火炎哈哈大笑,起身朝着木屋走去:“有!当然有!我这就去给你取来!”他脚步匆匆,险些被门槛绊倒,惹得阿朵与凌汐一阵轻笑。
不多时,火炎便提着一坛酒走了出来,拍开泥封,一股浓郁的酒香瞬间弥漫开来。那酒香不同于寻常的烈酒,带着一丝焰心花的甜香,闻之令人心旷神怡。阿朵迫不及待地接过酒碗,斟了满满一碗,一饮而尽,随即辣得龇牙咧嘴,却又忍不住赞道:“好酒!够劲!”
凌汐无奈地嗔了她一眼,递过一杯清茶:“慢点喝,没人跟你抢。”她看着阿朵满脸通红的模样,忍不住摇了摇头,这性子,倒是一点都没变。
沈青岚与火炎相视一笑,坐在石凳上,一边喝着酒,一边聊着五境的往事。从十年前的幽冥渊决战,到镇灵学院的初建,再到如今五境的太平盛世,话题滔滔不绝,仿佛有说不完的话。火炎说起当年与虚空残党厮杀的场景,依旧热血沸腾,拍着大腿直呼过瘾;沈青岚则听着他讲述五境各族的变化,眼中满是欣慰。
“对了,枯木那老家伙,前几日还托人给我带了封信,说雾林的生命之树又长高了不少,还结出了不少灵果。”火炎喝了一口酒,说道,“他还说,等你们路过雾林,一定要去看看,那灵果的滋味,可是一绝。”
沈青岚点了点头:“我们正打算去雾林看看,正好去拜访一下枯木老哥。”他想起生命之树的模样,那棵参天大树,可是五境生命的本源。
夕阳西下时,晚霞染红了半边天,也染红了这片火红的花海。温泉的热气袅袅升起,与天边的云霞融为一体,如梦似幻。花海中的焰心花在晚霞的映照下,愈发娇艳欲滴,像是燃烧的火焰。
阿朵喝得脸颊通红,靠在凌汐的肩头,看着夕阳下的花海,喃喃道:“这样的日子,真好。”她眯着眼睛,享受着晚风的吹拂,脸上满是惬意。
凌汐轻轻拍着她的背,目光望向沈青岚,眼中满是温柔。她知道,这样的日子,是他们三人用生命换来的,来之不易。
沈青岚感受到她的目光,转头望去,四目相对,皆是笑意。百年的时光,磨平了他们的棱角,却磨不灭他们之间的情谊。
火炎看着三人,眼中满是欣慰,举杯道:“来,干了这碗酒!祝你们此行,一路顺风,看遍五境的好风景!”他将碗中的酒一饮而尽,酒液顺着嘴角流下,却毫不在意。
沈青岚举杯,与他一饮而尽。酒液入喉,带着火蛟族独有的热烈,也带着岁月沉淀的温柔。
夜色渐深,三人在火炎的木屋中歇下。木屋不大,却收拾得干净整洁,墙上挂着当年与虚空残党厮杀时用过的兵器,落满了灰尘,却依旧透着一股肃杀之气。窗外,焰心花在月光下静静绽放,温泉的热气氤氲,像是一片温柔的云海。
阿朵很快便沉沉睡去,嘴角还带着笑意,想来是做了什么好梦。凌汐坐在床边,轻轻为她掖好被角,转头看向坐在窗前的沈青岚,轻声道:“明日,我们去哪里?”

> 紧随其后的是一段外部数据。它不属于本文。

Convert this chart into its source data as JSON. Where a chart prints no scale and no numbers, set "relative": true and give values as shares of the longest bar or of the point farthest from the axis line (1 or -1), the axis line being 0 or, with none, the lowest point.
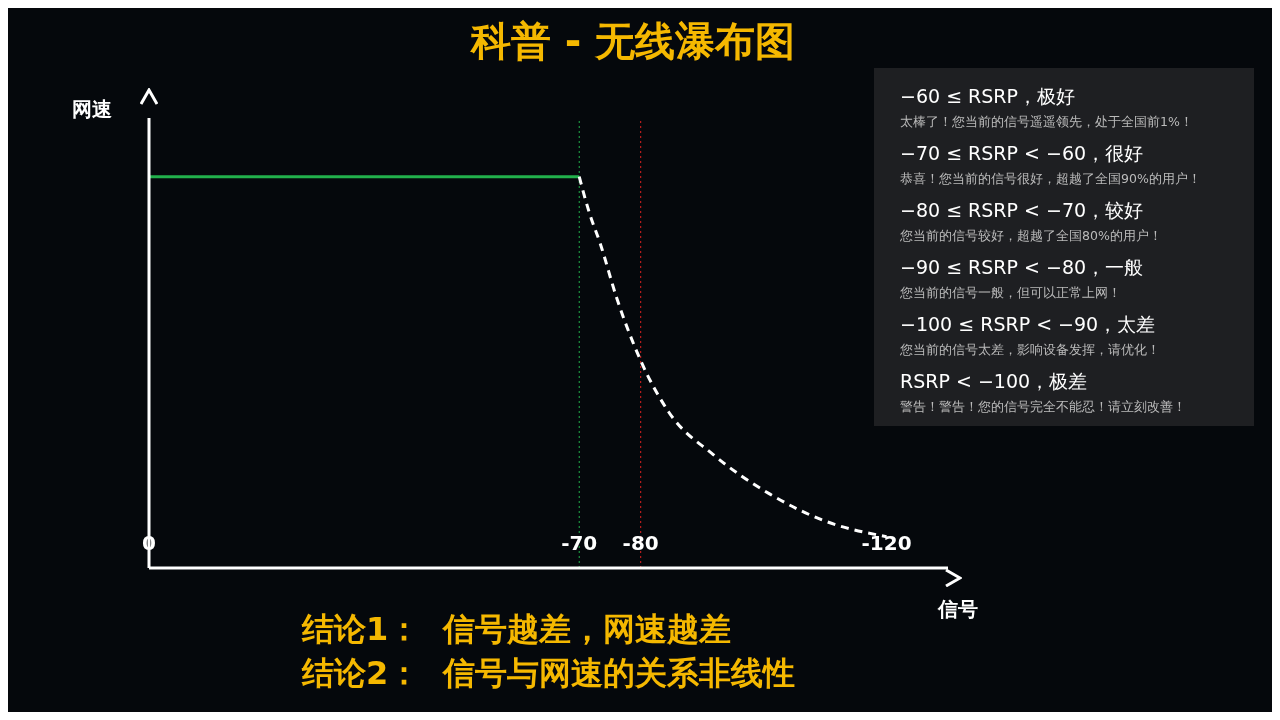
{
  "chart_data": {
    "type": "line",
    "title": "科普 - 无线瀑布图",
    "xlabel": "信号",
    "ylabel": "网速",
    "relative": true,
    "xlim": [
      0,
      -130
    ],
    "xticks": [
      0,
      -70,
      -80,
      -120
    ],
    "tick_labels": "x",
    "grid": false,
    "marker": "none",
    "series": [
      {
        "color": "#22b14c",
        "line_style": "solid",
        "x": [
          0,
          -70
        ],
        "values": [
          1,
          1
        ]
      },
      {
        "color": "#ffffff",
        "line_style": "dashed",
        "x": [
          -70,
          -71.6,
          -73.4,
          -76.1,
          -80,
          -84.5,
          -91.8,
          -100.9,
          -110,
          -120
        ],
        "values": [
          1,
          0.91,
          0.83,
          0.69,
          0.53,
          0.4,
          0.29,
          0.19,
          0.12,
          0.08
        ]
      }
    ],
    "ref_lines": [
      {
        "axis": "x",
        "value": -70,
        "color": "#22b14c",
        "line_style": "dotted"
      },
      {
        "axis": "x",
        "value": -80,
        "color": "#e02020",
        "line_style": "dotted"
      }
    ],
    "annotations": [
      "−60 ≤ RSRP，极好",
      "太棒了！您当前的信号遥遥领先，处于全国前1%！",
      "−70 ≤ RSRP < −60，很好",
      "恭喜！您当前的信号很好，超越了全国90%的用户！",
      "−80 ≤ RSRP < −70，较好",
      "您当前的信号较好，超越了全国80%的用户！",
      "−90 ≤ RSRP < −80，一般",
      "您当前的信号一般，但可以正常上网！",
      "−100 ≤ RSRP < −90，太差",
      "您当前的信号太差，影响设备发挥，请优化！",
      "RSRP < −100，极差",
      "警告！警告！您的信号完全不能忍！请立刻改善！",
      "结论1：  信号越差，网速越差",
      "结论2：  信号与网速的关系非线性"
    ]
  }
}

沈青岚望着窗外的月色,月光洒在他的脸上,柔和了他的眉眼。他微微一笑:“去雾林吧。我想看看,生命之树,如今长得有多高了。”他想起枯木长老的信,心中满是期待。
凌汐点了点头,走到他身边,与他并肩而立,望向远方的雾林方向。月光洒落,温柔了岁月,也温柔了时光。
这一场五境之行,才刚刚开始。
窗外的焰心花,在月光下摇曳生姿,散发着淡淡的清香。温泉的热气,依旧袅袅升起,与月光交织在一起,织成了一幅最美的画卷。